Learned counsel further submitted that all the charges were duly proved against the workman. Instead of accepting the claim of the Institute, the learned Single Judge has wrongly and illegally dismissed its writ petition. 7. We have given our thoughtful consideration to the contentions raised by the learned counsel for the appellant. 8. The learned Single Judge, after perusing the dismissal order, observed that "it is evident that it was not proved that there was fiddling of the attendance register, though it was mentioned that the workman had reported for duty at 4.00 a.m., therefore, charge No. 2 had not been proved. The management had also failed to prove charge No. 1 as it did not examine any other co-worker of the Institute, rather the specific case of the workman was that he was working 16 hours daily and was demanding appropriate wages. The Labour Court observed that charge of fiddling was not dealt with by the Enquiry Officer. Even the Enquiry Officer did not take into consideration the findings of previous charge sheet, whereby the workman was exonerated and, hence, the enquiry was not conducted in a fair manner." 9. The learned Labour Court also noticed that the charge sheet served upon the workman was vague and ambiguous as the date of absence is conspicuously absent. 10. The above findings of learned Labour Court and learned Single Judge are based on facts.

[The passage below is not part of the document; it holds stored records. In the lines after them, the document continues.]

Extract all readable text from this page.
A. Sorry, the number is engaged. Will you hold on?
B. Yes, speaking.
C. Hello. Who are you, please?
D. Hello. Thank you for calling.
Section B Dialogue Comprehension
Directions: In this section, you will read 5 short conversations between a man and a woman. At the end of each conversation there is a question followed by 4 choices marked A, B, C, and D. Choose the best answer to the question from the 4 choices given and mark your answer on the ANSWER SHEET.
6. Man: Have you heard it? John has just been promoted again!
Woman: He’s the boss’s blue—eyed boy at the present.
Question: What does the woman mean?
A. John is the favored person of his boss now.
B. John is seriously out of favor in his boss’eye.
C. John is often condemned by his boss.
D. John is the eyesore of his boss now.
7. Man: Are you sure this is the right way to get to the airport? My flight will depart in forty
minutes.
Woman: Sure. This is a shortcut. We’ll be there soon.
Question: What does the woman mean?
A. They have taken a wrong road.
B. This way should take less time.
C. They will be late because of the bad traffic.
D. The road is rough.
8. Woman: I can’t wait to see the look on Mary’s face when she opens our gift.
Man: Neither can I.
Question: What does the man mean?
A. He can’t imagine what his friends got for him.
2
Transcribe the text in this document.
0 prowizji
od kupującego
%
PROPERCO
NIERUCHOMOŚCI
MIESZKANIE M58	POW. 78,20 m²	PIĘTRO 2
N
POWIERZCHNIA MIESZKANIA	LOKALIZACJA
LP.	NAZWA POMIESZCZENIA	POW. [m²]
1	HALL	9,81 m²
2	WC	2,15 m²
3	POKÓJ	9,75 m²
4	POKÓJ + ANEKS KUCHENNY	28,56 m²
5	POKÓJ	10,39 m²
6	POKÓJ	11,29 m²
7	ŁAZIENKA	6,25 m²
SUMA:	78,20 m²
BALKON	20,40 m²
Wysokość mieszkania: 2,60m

No material whatsoever has been shown to dislodge the findings reached at by the learned Single Judge and the learned Labour Court except for repeating the contentions that have already been considered and with which we find no basis to differ. We also noticed that the learned Single Judge, considered that the workman was a paralytic patient, observed that it would not be in the fitness of things to reinstate him in service. However, keeping in view his continuous service of nine years, it was ordered that he be granted a consolidated amount of compensation to the extent of 75% of the back wages, which does not in any manner seem to be disproportionate or on the higher side. 11. In view of the aforesaid discussion, we find no merit in the contentions raised by learned counsel for the appellant. Accordingly, the present appeal being devoid of any merit is dismissed.